Sigan poniendo atención porque el tema es más interesante y revelador de lo que parece. Siguiendo la lógica anterior, la que ya se estableció con “sentido común” en el fútbol, si Johnny Herrera no hubiera tratado de estúpido al que prendió la bengala contra Defensor pero se hubiera comido tres goles, estaría todo bien. Es decir, mientras mantenga un sometimiento a un grupo específico de individuos que se dicen “hinchas” de Universidad de Chile, importa poco el rendimiento deportivo. Doy un paso más: al final de cuentas, los jugadores estarían para complacer las apetencias de estas personas (a través de bengalas, bombos y bombas de estruendo), no para atajar, correr o meter goles.

Sí, claro, absurdo, impresentable. Pero así funciona. No podemos seguir escondiendo la cabeza o minimizando las cosas con frases hechas tipo: “Es que los cabros tienen pasión, hay que entenderlos”.

No, los cabros no tienen pasión, son una manga de frescos de raja. Las barras bravas tienen una estructura piramidal que se construye sobre la violencia y el chantaje. Para llegar a ser jefe el único instrumento son los golpes. Se arregla a los combos, los cadenazos, las amenazas, cuando no los balazos. Manda el más malo y el más fuerte. Luego, este grupo delictivo, esta banda, se atribuye la representación de todos los hinchas de un club. O sea, el núcleo duro de la barra brava es el dueño de todas las simpatías y sentimientos que podría generar un determinado equipo de fútbol.

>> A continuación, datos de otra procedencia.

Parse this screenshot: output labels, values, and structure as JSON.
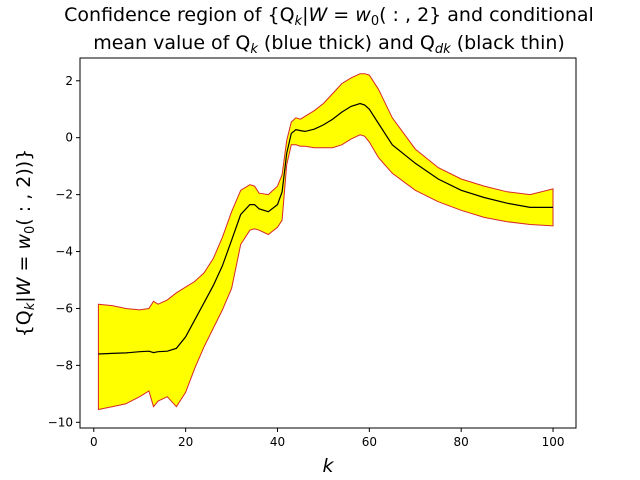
{
  "chart_data": {
    "type": "area",
    "title_line1_text": "Confidence region of {Q",
    "title_line1_sub": "k",
    "title_line1_mid": "|W = w",
    "title_line1_sub2": "0",
    "title_line1_end": "( : , 2} and conditional",
    "title_line2_pre": "mean value of Q",
    "title_line2_sub": "k",
    "title_line2_mid": " (blue thick) and Q",
    "title_line2_sub2": "dk",
    "title_line2_end": " (black thin)",
    "xlabel": "k",
    "ylabel": "{Q_k|W = w_0( : , 2))}",
    "ylabel_pre": "{Q",
    "ylabel_sub": "k",
    "ylabel_mid": "|W = w",
    "ylabel_sub2": "0",
    "ylabel_end": "( : , 2))}",
    "xlim": [
      -3,
      105
    ],
    "ylim": [
      -10.2,
      2.8
    ],
    "xticks": [
      0,
      20,
      40,
      60,
      80,
      100
    ],
    "yticks": [
      -10,
      -8,
      -6,
      -4,
      -2,
      0,
      2
    ],
    "colors": {
      "band_fill": "#ffff00",
      "band_edge": "#d62728",
      "mean_line": "#000000"
    },
    "x": [
      1,
      4,
      7,
      10,
      12,
      13,
      14,
      16,
      18,
      20,
      22,
      24,
      26,
      28,
      30,
      32,
      34,
      35,
      36,
      38,
      40,
      41,
      42,
      43,
      44,
      45,
      46,
      48,
      50,
      52,
      54,
      56,
      58,
      59,
      60,
      62,
      65,
      70,
      75,
      80,
      85,
      90,
      95,
      100
    ],
    "upper": [
      -5.85,
      -5.9,
      -6.0,
      -6.05,
      -6.0,
      -5.75,
      -5.85,
      -5.7,
      -5.45,
      -5.25,
      -5.05,
      -4.75,
      -4.25,
      -3.5,
      -2.6,
      -1.85,
      -1.65,
      -1.7,
      -1.95,
      -2.0,
      -1.7,
      -1.3,
      -0.1,
      0.55,
      0.7,
      0.65,
      0.75,
      0.95,
      1.2,
      1.55,
      1.9,
      2.1,
      2.25,
      2.25,
      2.2,
      1.7,
      0.7,
      -0.4,
      -1.05,
      -1.45,
      -1.7,
      -1.9,
      -2.0,
      -1.8
    ],
    "lower": [
      -9.55,
      -9.45,
      -9.35,
      -9.1,
      -8.9,
      -9.45,
      -9.25,
      -9.1,
      -9.45,
      -8.95,
      -8.1,
      -7.35,
      -6.7,
      -6.05,
      -5.3,
      -3.75,
      -3.25,
      -3.2,
      -3.25,
      -3.4,
      -3.15,
      -2.9,
      -0.95,
      -0.25,
      -0.25,
      -0.3,
      -0.3,
      -0.35,
      -0.35,
      -0.35,
      -0.25,
      -0.05,
      0.1,
      0.05,
      -0.15,
      -0.7,
      -1.25,
      -1.85,
      -2.25,
      -2.55,
      -2.8,
      -2.95,
      -3.05,
      -3.1
    ],
    "mean": [
      -7.6,
      -7.58,
      -7.56,
      -7.52,
      -7.5,
      -7.55,
      -7.52,
      -7.5,
      -7.4,
      -7.0,
      -6.4,
      -5.8,
      -5.2,
      -4.5,
      -3.6,
      -2.7,
      -2.35,
      -2.35,
      -2.5,
      -2.6,
      -2.35,
      -1.9,
      -0.55,
      0.15,
      0.28,
      0.25,
      0.22,
      0.3,
      0.45,
      0.65,
      0.9,
      1.1,
      1.2,
      1.15,
      1.0,
      0.5,
      -0.25,
      -0.9,
      -1.45,
      -1.85,
      -2.1,
      -2.3,
      -2.45,
      -2.45
    ]
  }
}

Existen pocas organizaciones menos democráticas que las barras bravas. Tal vez los Cara de Jarro o el Cartel de la Legua. Resulta curioso que los hinchas de la U, los millones de hinchas de la U, acepten con tanta mansedumbre a un grupo de personas que, a través de medios violentos e ilegales, se arrogue la representación de todos ellos ¿Cuándo hubo elecciones en Los de Abajo? ¿Qué proceso democrático llevo a los Mono Alé, los Anarkía, los Betos, los Kramer ayer o ahora ese tal Carlos Soto a representar con tanta seguridad a millones de personas?

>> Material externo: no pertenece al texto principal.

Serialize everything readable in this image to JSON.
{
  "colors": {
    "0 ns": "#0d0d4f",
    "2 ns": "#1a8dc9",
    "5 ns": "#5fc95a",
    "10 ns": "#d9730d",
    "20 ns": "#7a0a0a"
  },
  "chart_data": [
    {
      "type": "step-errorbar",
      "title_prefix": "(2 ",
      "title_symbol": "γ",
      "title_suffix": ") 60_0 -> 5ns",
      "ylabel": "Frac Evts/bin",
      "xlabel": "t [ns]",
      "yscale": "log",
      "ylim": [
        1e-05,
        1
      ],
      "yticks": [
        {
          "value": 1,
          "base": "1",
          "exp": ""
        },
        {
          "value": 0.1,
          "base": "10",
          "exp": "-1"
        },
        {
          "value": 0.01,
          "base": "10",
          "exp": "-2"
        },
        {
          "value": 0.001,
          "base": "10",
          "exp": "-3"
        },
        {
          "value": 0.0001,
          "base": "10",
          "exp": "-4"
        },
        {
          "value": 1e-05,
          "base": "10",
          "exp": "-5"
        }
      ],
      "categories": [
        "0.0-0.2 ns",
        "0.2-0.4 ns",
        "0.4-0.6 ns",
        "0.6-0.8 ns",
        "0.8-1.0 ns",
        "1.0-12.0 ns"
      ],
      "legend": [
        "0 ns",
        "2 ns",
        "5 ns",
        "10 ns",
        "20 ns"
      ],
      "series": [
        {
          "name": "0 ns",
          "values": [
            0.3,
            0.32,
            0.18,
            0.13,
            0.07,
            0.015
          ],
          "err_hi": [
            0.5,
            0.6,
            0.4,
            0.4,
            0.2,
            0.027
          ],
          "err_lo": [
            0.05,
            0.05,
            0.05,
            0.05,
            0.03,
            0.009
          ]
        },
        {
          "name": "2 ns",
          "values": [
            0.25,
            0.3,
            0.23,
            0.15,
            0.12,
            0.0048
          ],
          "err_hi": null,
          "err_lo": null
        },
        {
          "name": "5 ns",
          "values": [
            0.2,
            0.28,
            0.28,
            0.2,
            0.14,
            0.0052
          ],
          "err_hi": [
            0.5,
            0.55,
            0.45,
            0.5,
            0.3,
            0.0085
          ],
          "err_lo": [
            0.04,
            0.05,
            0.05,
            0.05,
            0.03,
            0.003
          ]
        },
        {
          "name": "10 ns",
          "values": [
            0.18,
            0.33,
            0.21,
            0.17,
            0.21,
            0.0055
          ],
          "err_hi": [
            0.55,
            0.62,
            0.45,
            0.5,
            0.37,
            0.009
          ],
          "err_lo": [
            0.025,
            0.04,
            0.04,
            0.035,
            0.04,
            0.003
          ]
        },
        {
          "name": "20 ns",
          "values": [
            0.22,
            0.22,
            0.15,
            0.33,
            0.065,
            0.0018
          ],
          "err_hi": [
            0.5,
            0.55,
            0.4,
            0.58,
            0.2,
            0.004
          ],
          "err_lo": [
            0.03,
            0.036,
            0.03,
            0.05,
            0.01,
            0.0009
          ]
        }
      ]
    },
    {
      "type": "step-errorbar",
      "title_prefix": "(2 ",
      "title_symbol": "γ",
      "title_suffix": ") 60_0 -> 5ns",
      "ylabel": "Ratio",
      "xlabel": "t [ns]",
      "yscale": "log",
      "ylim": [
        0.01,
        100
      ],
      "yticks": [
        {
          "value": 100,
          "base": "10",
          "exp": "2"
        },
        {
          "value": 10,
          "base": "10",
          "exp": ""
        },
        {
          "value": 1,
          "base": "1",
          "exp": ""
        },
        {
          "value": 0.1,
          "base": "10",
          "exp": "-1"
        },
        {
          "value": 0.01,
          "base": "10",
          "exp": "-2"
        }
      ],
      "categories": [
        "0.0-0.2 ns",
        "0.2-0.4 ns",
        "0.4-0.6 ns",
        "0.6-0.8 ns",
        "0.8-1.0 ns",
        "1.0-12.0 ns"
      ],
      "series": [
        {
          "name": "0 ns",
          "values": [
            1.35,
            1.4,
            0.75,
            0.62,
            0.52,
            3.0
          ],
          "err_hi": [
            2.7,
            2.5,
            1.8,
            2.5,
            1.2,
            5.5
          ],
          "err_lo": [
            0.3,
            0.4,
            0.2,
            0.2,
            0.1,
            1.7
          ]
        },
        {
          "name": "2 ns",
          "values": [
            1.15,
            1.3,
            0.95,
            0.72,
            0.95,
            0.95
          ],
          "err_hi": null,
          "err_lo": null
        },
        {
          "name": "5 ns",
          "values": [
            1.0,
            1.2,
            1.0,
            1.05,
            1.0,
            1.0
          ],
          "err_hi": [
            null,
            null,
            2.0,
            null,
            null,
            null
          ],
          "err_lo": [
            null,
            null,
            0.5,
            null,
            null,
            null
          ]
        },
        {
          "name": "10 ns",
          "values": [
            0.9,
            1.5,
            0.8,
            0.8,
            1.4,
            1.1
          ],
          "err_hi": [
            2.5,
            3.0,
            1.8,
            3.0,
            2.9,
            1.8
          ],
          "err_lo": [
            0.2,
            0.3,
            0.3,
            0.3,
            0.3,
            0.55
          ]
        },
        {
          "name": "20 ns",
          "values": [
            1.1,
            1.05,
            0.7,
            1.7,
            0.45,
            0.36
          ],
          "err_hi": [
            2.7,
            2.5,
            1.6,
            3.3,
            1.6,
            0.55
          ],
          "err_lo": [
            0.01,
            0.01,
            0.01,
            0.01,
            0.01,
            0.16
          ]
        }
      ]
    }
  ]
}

Pueden hacer mucho ruido, pero garantizo que su representación objetiva es mínima, casi marginal. El problema es que, como se imponen por la violencia, a la larga copan espacios atemorizando al resto. En resumidas cuentas: una asociación ilícita criminal.

La U tiene 17 mil abonados. Es decir, un grupo objetivo e incuestionable de hinchas que semana a semana van al estadio. Es una muestra representativa bastante elocuente. Se podría hacer una encuesta a esos abonados y preguntarles si se sienten identificados por el señor Carlos Soto y su banda. Si creen que reflejan fielmente al hincha de Universidad de Chile. Háganla señores de Azul & Azul, a ver si estos “pasionales profesionales” son capaces de sacar más de 200 votos entre los 17 mil encuestados.

Dejémonos de estupideces. Terminemos de una vez con la mentira de la barras bravas. Lo único que hacen es destruir el espectáculo. Si la discusión de fondo en nuestro fútbol es si hay o no hay bombo, si los “ideales” de estas personas son “el derecho a prender bengalas y estallar bombas de estruendo”, es negocio se va directo al despeñadero.